Da parte loro le FARC, in mancanza della disponibilità governativa a firmare un cessate il fuoco bilaterale, propongono almeno un trattato di regolazione del conflitto che diminuisca l’impatto della guerra sulla popolazione civile, per esempio vietando di posizionare basi e caserme militari nelle aree abitate, cosa che equivale ad usare la popolazione come scudo umano. Tecnica largamente impiegata da esercito e polizia colombiani, non solo per ripararsi dagli attacchi della guerriglia ma anche per poterla cinicamente accusare di danneggiare i civili.

In mancanza di un trattato del genere, così come di una sospensione bilaterale delle operazioni belliche o di ogni altra iniziativa volta a dare corpo e sostanza ai dialoghi in corso, si può mettere la pietra tombale sulla credibilità di Santos come interlocutore per la costruzione della pace con giustizia sociale in Colombia.


3. Le Farc propongono una riforma agraria integrale

Le Forze Armate Rivoluzionarie della Colombia-Esercito del Popolo (FARC-EP), nell’ambito dei dialoghi di pace con il governo di Juan Manuel Santos ripresi all’Avana lo scorso 14 gennaio, hanno avanzato la proposta di una riforma rurale ed agraria integrale, socio-ambientale, democratica e partecipativa, esortando la controparte governativa a porre fine alla retorica guerrafondaia che accompagna le false promesse di risolvere i problemi sociali.

I portavoce guerriglieri hanno chiesto alla delegazione governativa di dimostrare la volontà di avanzare nel processo di pace, ponendo sul Tavolo proposte chiare e concrete indicate dal paese, e mettendo fine al problema del latifondo e della spoliazione della terra con metodi violenti o mascherati dalla legalità.

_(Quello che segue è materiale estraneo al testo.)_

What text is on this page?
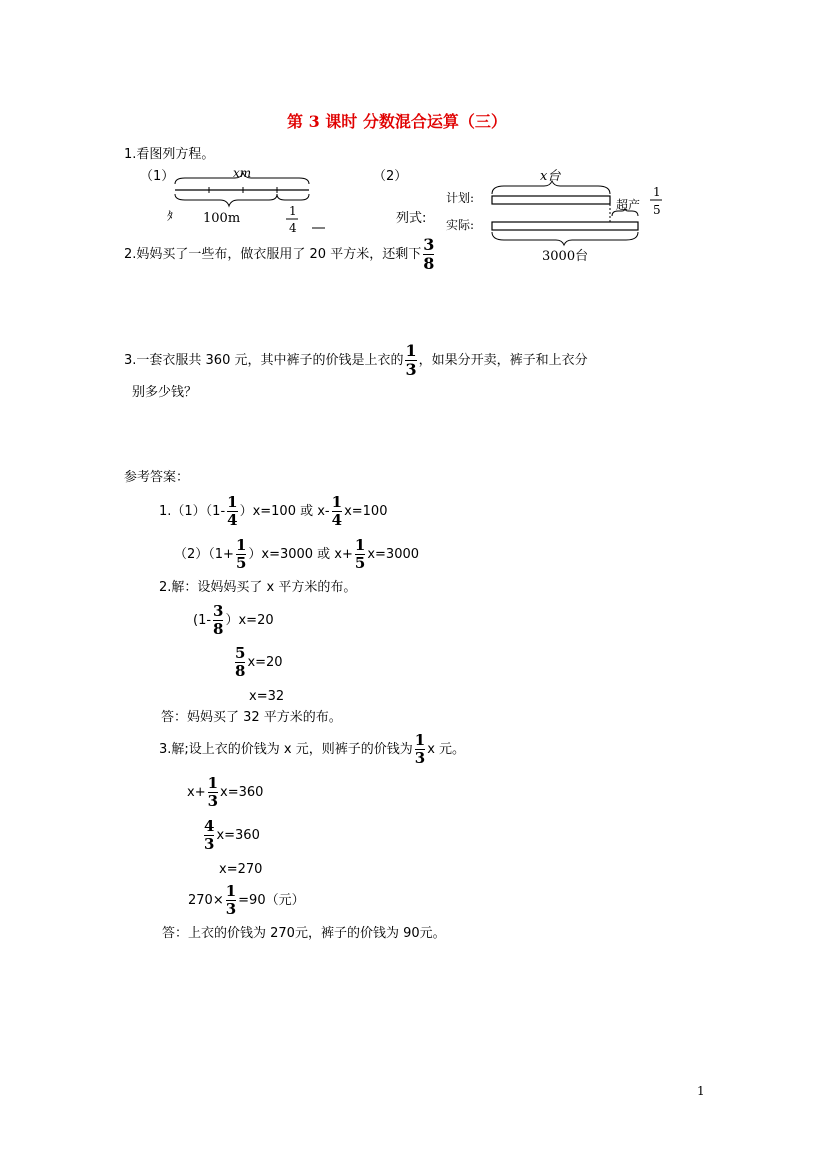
第 3 课时 分数混合运算（三）
1.看图列方程。
（1）	xm
ﾀ 100m	1
4
（2）
列式:
x台
计划:
实际:
超产
1
5
3000台
2.妈妈买了一些布，做衣服用了 20 平方米，还剩下 $\frac{3}{8}$
3.一套衣服共 360 元，其中裤子的价钱是上衣的 $\frac{1}{3}$ ，如果分开卖，裤子和上衣分
别多少钱？
参考答案：
$1.(1)(1- \frac{1}{4} )x=100$ 或 $x- \frac{1}{4} x=100$
$(2)(1+ \frac{1}{5} )x=3000$ 或 $x+ \frac{1}{5} x=3000$
2.解：设妈妈买了 x 平方米的布。
$(1- \frac{3}{8} )x=20$
$\frac{5}{8} x=20$
x=32
答：妈妈买了 32 平方米的布。
3.解;设上衣的价钱为 x 元，则裤子的价钱为 $\frac{1}{3}$ x 元。
$x+ \frac{1}{3} x=360$
$\frac{4}{3} x=360$
x=270
$270\times \frac{1}{3} =90$（元）
答：上衣的价钱为 270元，裤子的价钱为 90元。
1
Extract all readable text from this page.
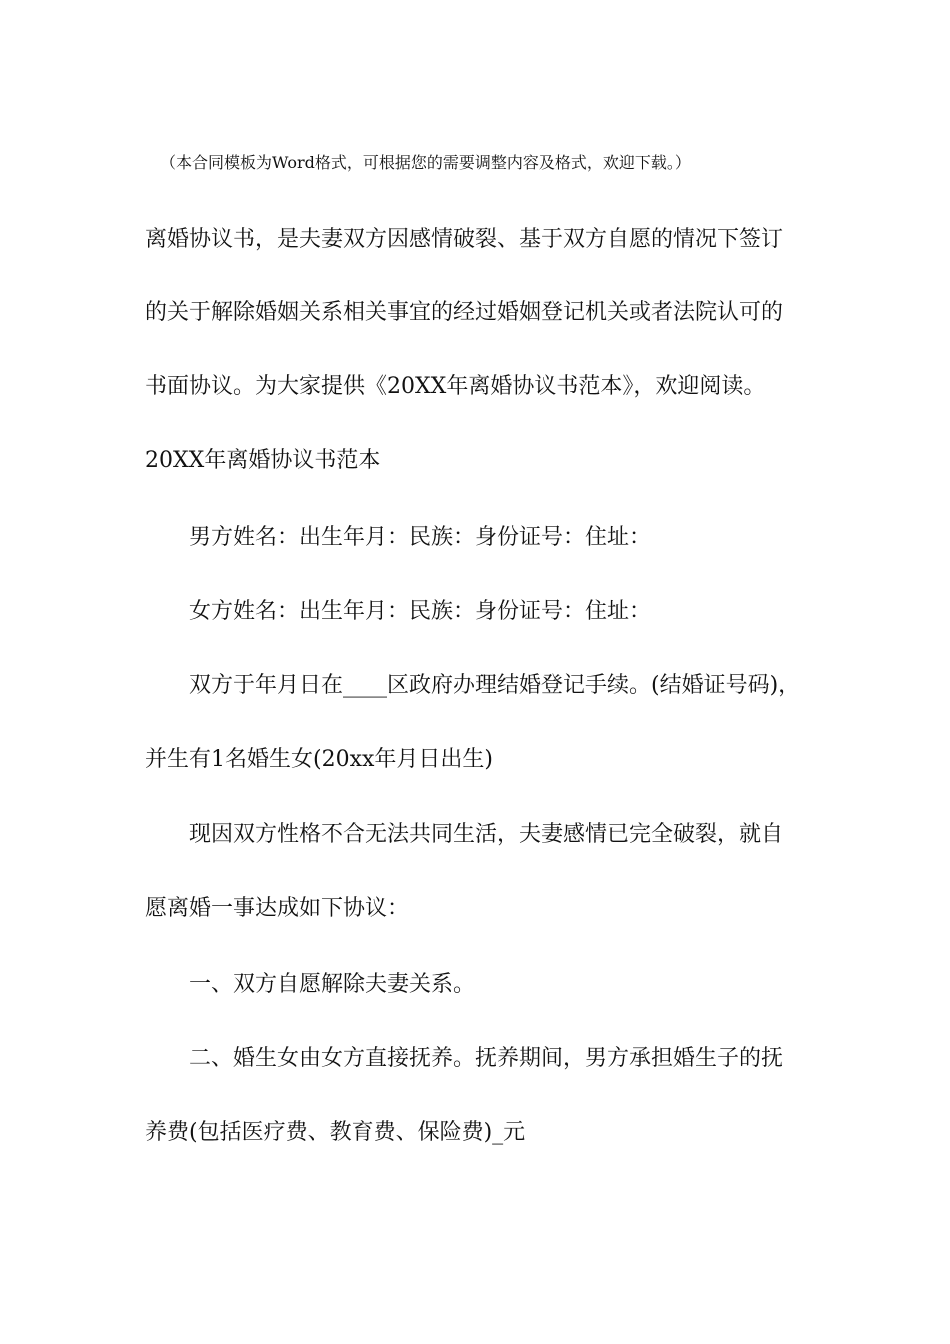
（本合同模板为Word格式，可根据您的需要调整内容及格式，欢迎下载。）
离婚协议书，是夫妻双方因感情破裂、基于双方自愿的情况下签订
的关于解除婚姻关系相关事宜的经过婚姻登记机关或者法院认可的
书面协议。为大家提供《20XX年离婚协议书范本》，欢迎阅读。
20XX年离婚协议书范本
男方姓名：出生年月：民族：身份证号：住址：
女方姓名：出生年月：民族：身份证号：住址：
双方于年月日在____区政府办理结婚登记手续。(结婚证号码)，
并生有1名婚生女(20xx年月日出生)
现因双方性格不合无法共同生活，夫妻感情已完全破裂，就自
愿离婚一事达成如下协议：
一、双方自愿解除夫妻关系。
二、婚生女由女方直接抚养。抚养期间，男方承担婚生子的抚
养费(包括医疗费、教育费、保险费)_元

Le FARC, dopo aver studiato con attenzione le proposte che il popolo ha presentato attraverso Forum, eventi organizzati dall’iniziativa popolare, dall’ONU, dall’Università Nazionale, dalla commissione di Pace di Senato e Camera, ed attraverso la pagina web disposta dalla Tavola delle Conversazioni, hanno reso nota la bozza di una posizione preliminare in merito al primo punto dell’Accordo Generale, denominata “Dieci proposte per una politica di sviluppo rurale e agrario integrale con focalizzazione territoriale”, dove la prima proposta è la “Realizzazione di una riforma rurale e agraria integrale, socio ambientale, democratica e partecipativa, focalizzata territorialmente”. Dalle proposte del popolo colombiano, pienamente cosciente che alla base del conflitto sociale ed armato c’è la questione della terra e di tutte le disuguaglianze politiche, economiche, sociali e culturali legate al latifondo, le FARC, nell’esercizio della propria sovranità politica, propongono una riforma integrale che trasformi le relazioni rurali, che contribuisca alla democratizzazione reale del potere territoriale, della società, dello Stato e del modello economico nel suo insieme, sradicando fame e povertà, riconoscendo contadini e contadine come soggetti politici a cui sia garantito il godimento effettivo di diritti politici, economici, sociali e culturali.
Solo con una piena ed effettiva partecipazione del popolo al processo di pace si potranno affrontare tutti gli ostacoli che separano il presente di un paese in conflitto, diseguale, saccheggiato e neo-colonizzato, da un paese con piena sovranità, in pace e con giustizia sociale.